When asked by journalists, Corgos has avoided taking a position on the request for the leveling fund, which the Valencian Community, Murcia and Castilla-La Mancha do demand. “What we ask is that the model be put on the table. It is going to be a game that we all have to enter,” said his advisor.
For his part, Luis Alberto Marín, Minister of Economy, Finance and Business of the Region of Murcia – who already showed his agreement with the Valencian proposal yesterday, days after the meeting between Fernando López-Miras and Carlos Mazón – has also insisted on that all the territories “sit at the table because there is more that unites us than separates us.” Marín has admitted “significant treasury tensions” and recalled that “since 2021 we have not heard anything about the minister’s financing proposal.”
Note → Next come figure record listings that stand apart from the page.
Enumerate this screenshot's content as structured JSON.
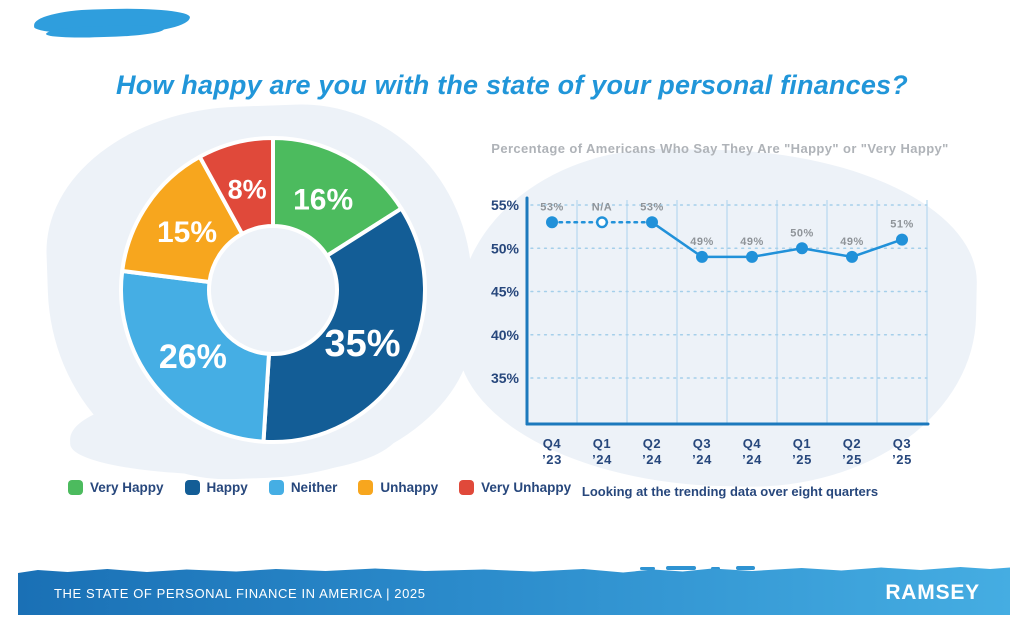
{
  "page": {
    "title": "How happy are you with the state of your personal finances?"
  },
  "colors": {
    "title_blue": "#2196D9",
    "navy_text": "#27477C",
    "gray_title": "#AFB3B8",
    "gray_data_label": "#8F9499",
    "axis_blue": "#1C79BD",
    "gridline_blue": "#ABD3EE",
    "dotted_grid_blue": "#A5CFEA",
    "line_blue": "#2191D9",
    "wash": "#EDF2F8",
    "smear_blue": "#2F9EDD",
    "footer_gradient_left": "#1A70B5",
    "footer_gradient_right": "#45ADE2"
  },
  "chart_data": [
    {
      "type": "pie",
      "donut": true,
      "labels": [
        "Very Happy",
        "Happy",
        "Neither",
        "Unhappy",
        "Very Unhappy"
      ],
      "values": [
        16,
        35,
        26,
        15,
        8
      ],
      "value_labels": [
        "16%",
        "35%",
        "26%",
        "15%",
        "8%"
      ],
      "colors": [
        "#4CBB5E",
        "#135D96",
        "#45AEE4",
        "#F7A61E",
        "#E0493A"
      ],
      "start_angle_deg": 0,
      "direction": "clockwise",
      "legend_position": "bottom"
    },
    {
      "type": "line",
      "title": "Percentage of Americans Who Say They Are \"Happy\" or \"Very Happy\"",
      "categories": [
        "Q4 ’23",
        "Q1 ’24",
        "Q2 ’24",
        "Q3 ’24",
        "Q4 ’24",
        "Q1 ’25",
        "Q2 ’25",
        "Q3 ’25"
      ],
      "values": [
        53,
        null,
        53,
        49,
        49,
        50,
        49,
        51
      ],
      "point_labels": [
        "53%",
        "N/A",
        "53%",
        "49%",
        "49%",
        "50%",
        "49%",
        "51%"
      ],
      "na_index": 1,
      "na_plot_value": 53,
      "y_ticks": [
        "55%",
        "50%",
        "45%",
        "40%",
        "35%"
      ],
      "y_tick_values": [
        55,
        50,
        45,
        40,
        35
      ],
      "ylim": [
        30,
        56
      ],
      "grid": "on",
      "caption": "Looking at the trending data over eight quarters"
    }
  ],
  "footer": {
    "left_text": "THE STATE OF PERSONAL FINANCE IN AMERICA | 2025",
    "brand": "RAMSEY"
  }
}
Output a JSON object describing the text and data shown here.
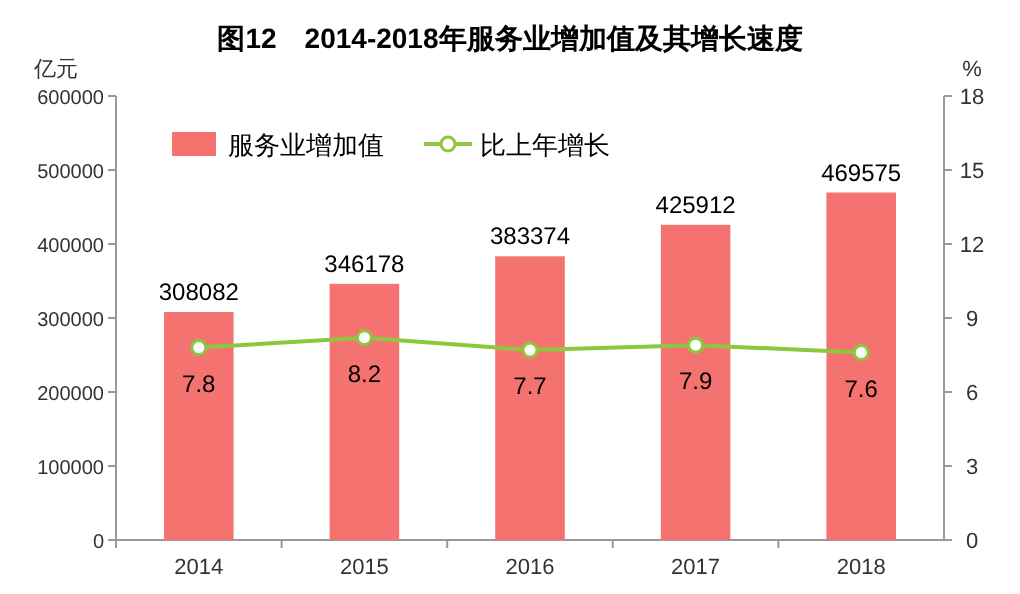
{
  "chart_data": {
    "type": "bar",
    "title": "图12　2014-2018年服务业增加值及其增长速度",
    "ylabel": "亿元",
    "y2label": "%",
    "categories": [
      "2014",
      "2015",
      "2016",
      "2017",
      "2018"
    ],
    "series": [
      {
        "name": "服务业增加值",
        "color": "#f4726f",
        "values": [
          308082,
          346178,
          383374,
          425912,
          469575
        ]
      },
      {
        "name": "比上年增长",
        "type": "line",
        "axis": "y2",
        "color": "#8dc63f",
        "marker": "circle",
        "values": [
          7.8,
          8.2,
          7.7,
          7.9,
          7.6
        ]
      }
    ],
    "ylim": [
      0,
      600000
    ],
    "yticks": [
      0,
      100000,
      200000,
      300000,
      400000,
      500000,
      600000
    ],
    "y2lim": [
      0,
      18
    ],
    "y2ticks": [
      0,
      3,
      6,
      9,
      12,
      15,
      18
    ],
    "data_labels": true,
    "legend": "top left"
  }
}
The first day of RIFDE was held yesterday and Ángel de la Fuente, director of Fedea, participated in the first session; Teresa García-Milá, director of the BSE, and Francisco Pérez, director of the Ivie, moderated by the professor of the University of Málaga, José Sánchez Maldonado. They all agreed on the need to update a financing system that has been extended for ten years, twice that of the General Council of the Judiciary, and to correct income inequalities between the different autonomous communities.
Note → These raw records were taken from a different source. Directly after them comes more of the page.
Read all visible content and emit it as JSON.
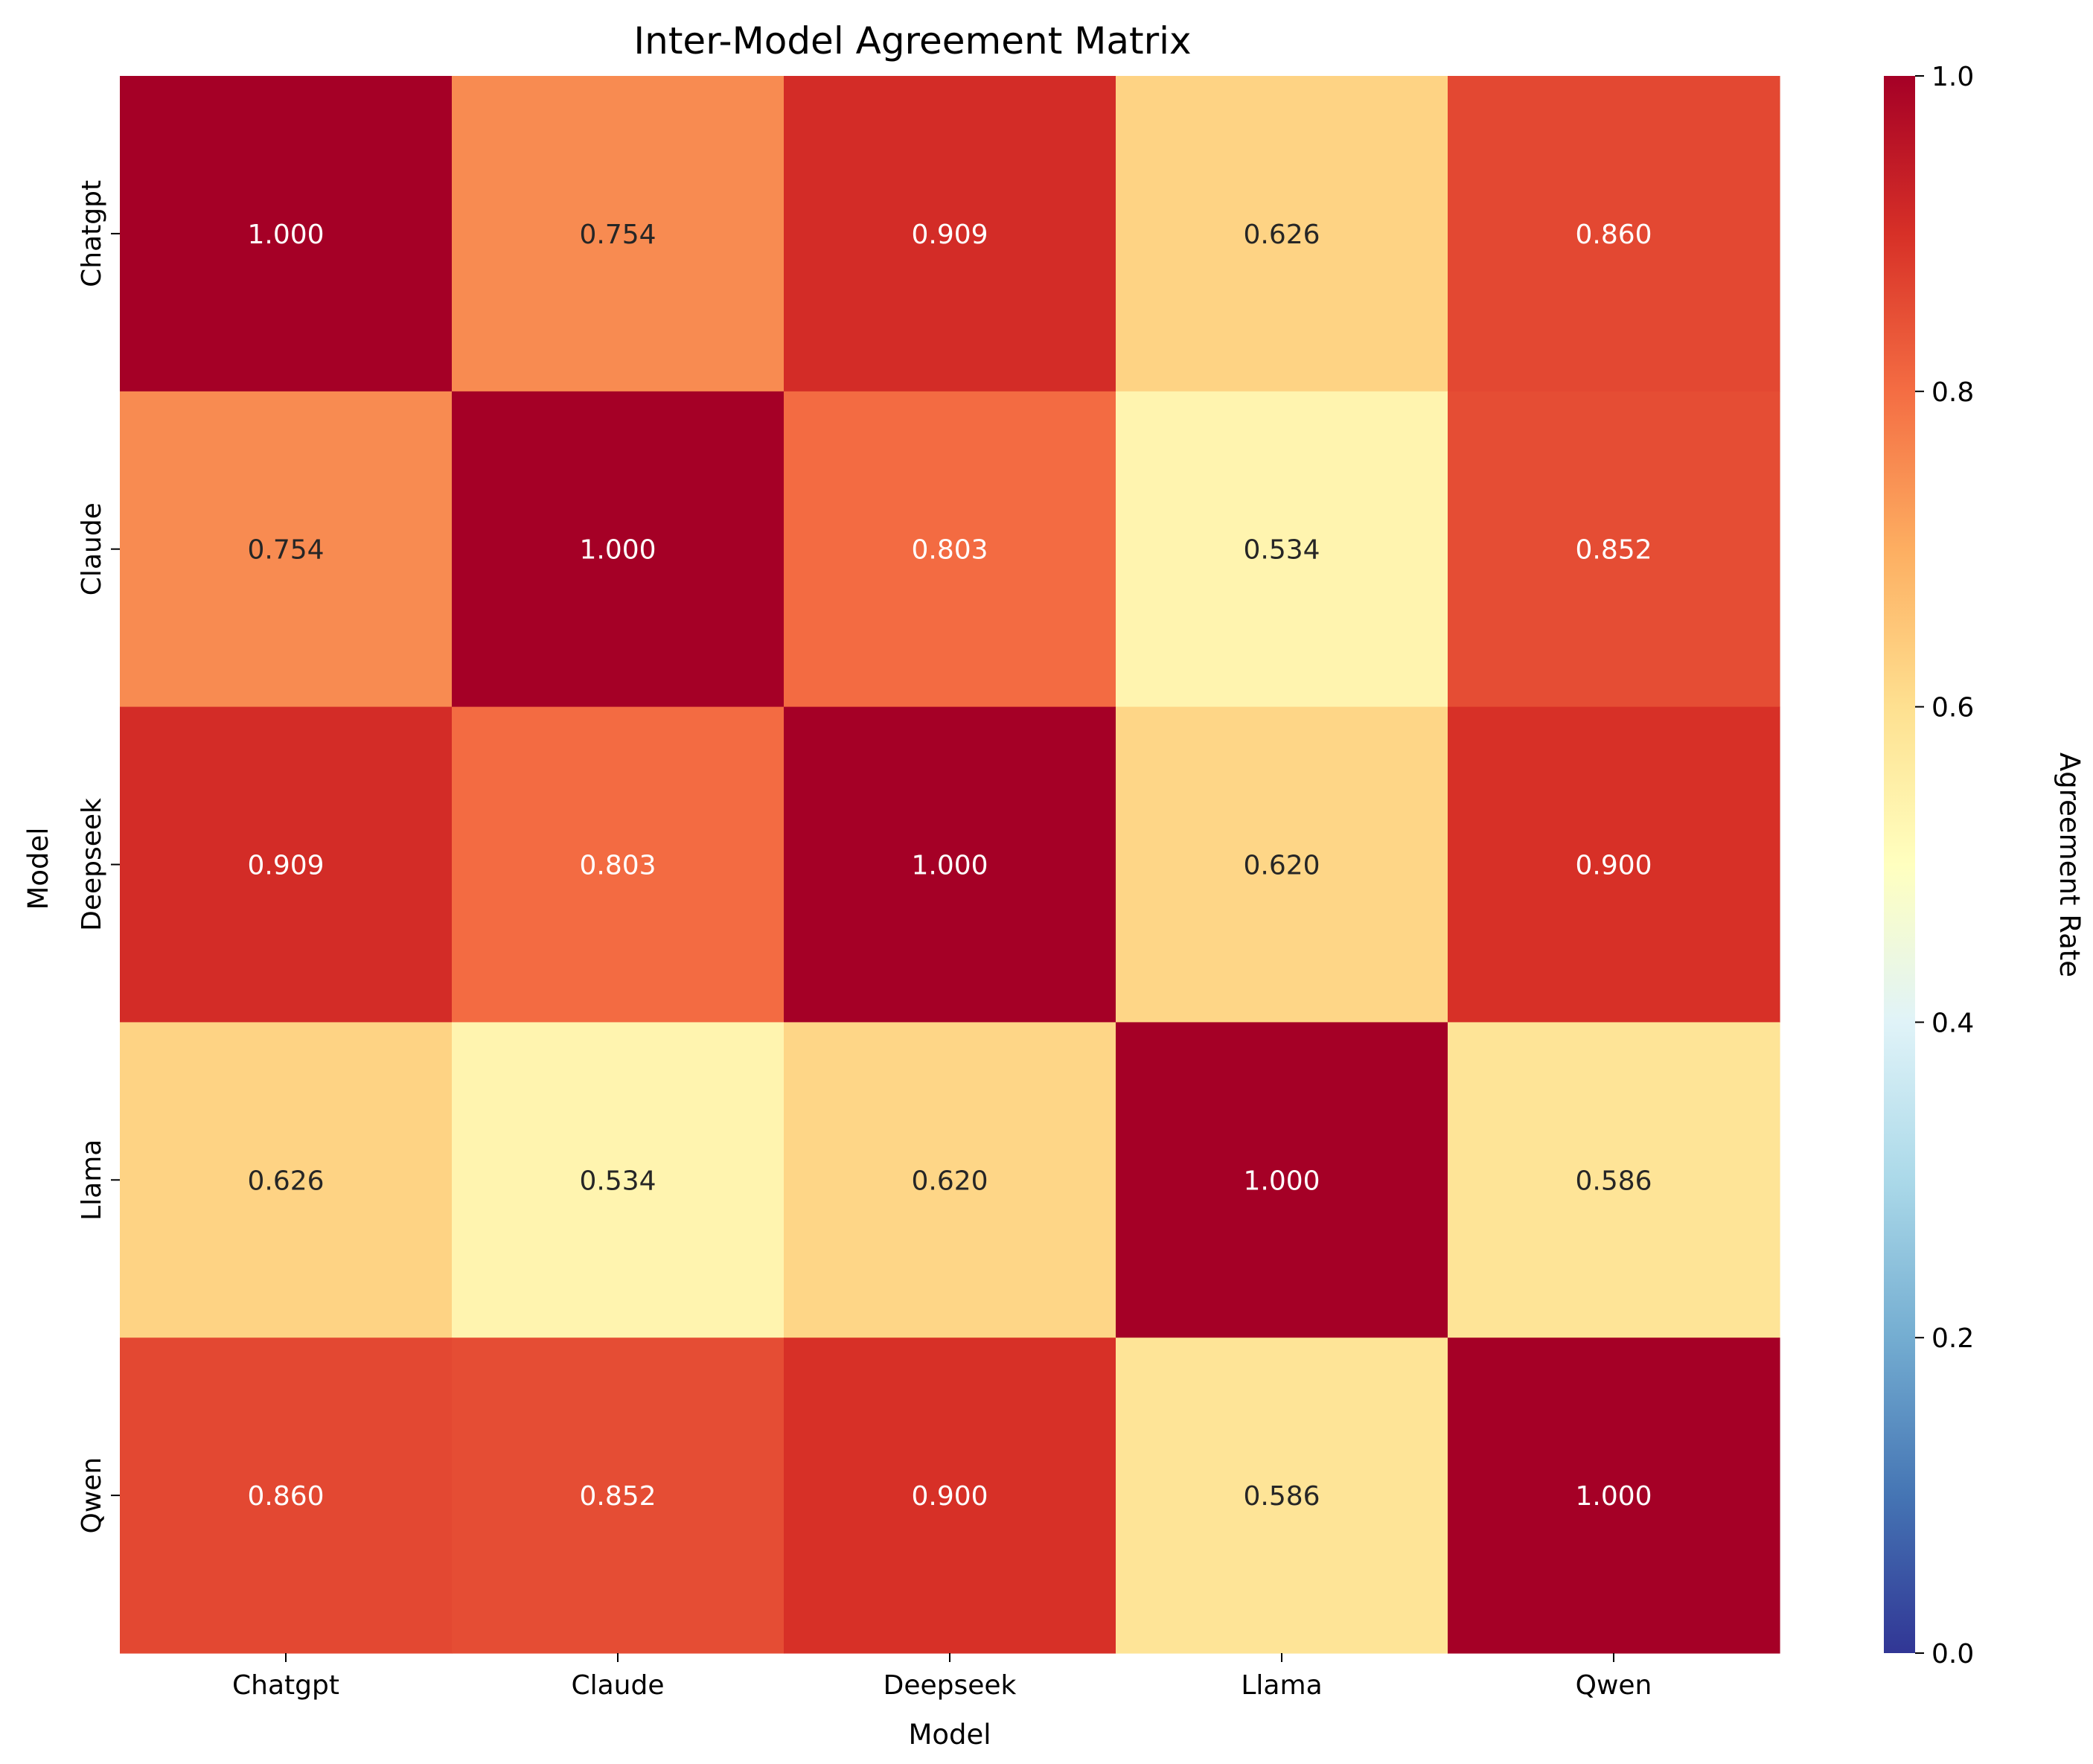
{
  "chart_data": {
    "type": "heatmap",
    "title": "Inter-Model Agreement Matrix",
    "xlabel": "Model",
    "ylabel": "Model",
    "x_categories": [
      "Chatgpt",
      "Claude",
      "Deepseek",
      "Llama",
      "Qwen"
    ],
    "y_categories": [
      "Chatgpt",
      "Claude",
      "Deepseek",
      "Llama",
      "Qwen"
    ],
    "values": [
      [
        1.0,
        0.754,
        0.909,
        0.626,
        0.86
      ],
      [
        0.754,
        1.0,
        0.803,
        0.534,
        0.852
      ],
      [
        0.909,
        0.803,
        1.0,
        0.62,
        0.9
      ],
      [
        0.626,
        0.534,
        0.62,
        1.0,
        0.586
      ],
      [
        0.86,
        0.852,
        0.9,
        0.586,
        1.0
      ]
    ],
    "value_format": "0.000",
    "colorbar": {
      "label": "Agreement Rate",
      "range": [
        0,
        1
      ],
      "ticks": [
        "0.0",
        "0.2",
        "0.4",
        "0.6",
        "0.8",
        "1.0"
      ],
      "colormap": "RdYlBu_r"
    },
    "colors": {
      "colormap_stops": [
        "#313695",
        "#4575b4",
        "#74add1",
        "#abd9e9",
        "#e0f3f8",
        "#ffffbf",
        "#fee090",
        "#fdae61",
        "#f46d43",
        "#d73027",
        "#a50026"
      ],
      "light_text": "#ffffff",
      "dark_text": "#262626"
    }
  }
}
For Francisco Pérez, member of the commission of experts on Valencian underfinancing, the system approved in 2009 has “important design defects” from the perspective of the sufficiency of resources that the communities have and also of equity because the differences in income per inhabitant between regions rises up to 30 percentage points. The consequences of these dysfunctions are the inequality of resources in the regions and also the indebtedness, which became widespread during the financial crisis and keeps different communities out of the markets.
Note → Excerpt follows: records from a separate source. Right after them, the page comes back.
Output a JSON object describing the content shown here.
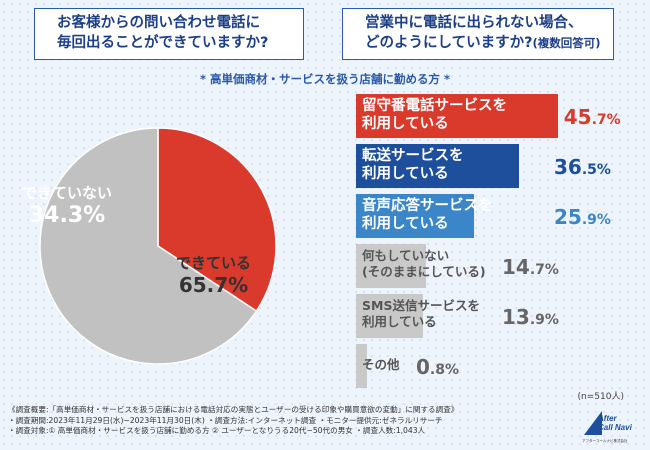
{
  "questions": {
    "q1_line1": "お客様からの問い合わせ電話に",
    "q1_line2": "毎回出ることができていますか?",
    "q2_line1": "営業中に電話に出られない場合、",
    "q2_line2": "どのようにしていますか?",
    "q2_note": "(複数回答可)"
  },
  "subtitle": "* 高単価商材・サービスを扱う店舗に勤める方 *",
  "chart_data": [
    {
      "type": "pie",
      "title": "お客様からの問い合わせ電話に毎回出ることができていますか?",
      "slices": [
        {
          "label": "できていない",
          "value": 34.3,
          "display": "34.3%",
          "color": "#d93a2b"
        },
        {
          "label": "できている",
          "value": 65.7,
          "display": "65.7%",
          "color": "#c1c1c1"
        }
      ]
    },
    {
      "type": "bar",
      "orientation": "horizontal",
      "title": "営業中に電話に出られない場合、どのようにしていますか?(複数回答可)",
      "note": "(n=510人)",
      "xlim": [
        0,
        100
      ],
      "bars": [
        {
          "line1": "留守番電話サービスを",
          "line2": "利用している",
          "value": 45.7,
          "display": "45.7%",
          "color": "#d93a2b",
          "text_color": "#d93a2b"
        },
        {
          "line1": "転送サービスを",
          "line2": "利用している",
          "value": 36.5,
          "display": "36.5%",
          "color": "#1d4f9c",
          "text_color": "#1d4f9c"
        },
        {
          "line1": "音声応答サービスを",
          "line2": "利用している",
          "value": 25.9,
          "display": "25.9%",
          "color": "#3a86c8",
          "text_color": "#3a86c8"
        },
        {
          "line1": "何もしていない",
          "line2": "(そのままにしている)",
          "value": 14.7,
          "display": "14.7%",
          "color": "#c9c9c9",
          "text_color": "#666666"
        },
        {
          "line1": "SMS送信サービスを",
          "line2": "利用している",
          "value": 13.9,
          "display": "13.9%",
          "color": "#c9c9c9",
          "text_color": "#666666"
        },
        {
          "line1": "その他",
          "line2": "",
          "value": 0.8,
          "display": "0.8%",
          "color": "#c9c9c9",
          "text_color": "#666666"
        }
      ]
    }
  ],
  "footer": {
    "line1": "《調査概要:「高単価商材・サービスを扱う店舗における電話対応の実態とユーザーの受ける印象や購買意欲の変動」に関する調査》",
    "line2": "・調査期間:2023年11月29日(水)~2023年11月30日(木)  ・調査方法:インターネット調査  ・モニター提供元:ゼネラルリサーチ",
    "line3": "・調査対象:① 高単価商材・サービスを扱う店舗に勤める方 ② ユーザーとなりうる20代~50代の男女      ・調査人数:1,043人"
  },
  "logo": {
    "line1": "After",
    "line2": "Call Navi",
    "sub": "アフターコールナビ株式会社"
  }
}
The director of the Ivie recalls that, although in recent years the increases in resources have been significant, these continue to be allocated using the “old criteria”, which is why the differences in resources per adjusted inhabitant between communities remain. In his opinion, these increases in financing, derived from the better general economic situation, should be used to correct inequalities without any autonomy losing resources. To do this, urgent reforms should be adopted, and “the first two steps should be the creation of a transitional fund to bring underfinanced communities closer to the average and, secondly, the compensation of the part of the debt caused by underfinancing, so they could return to the markets.”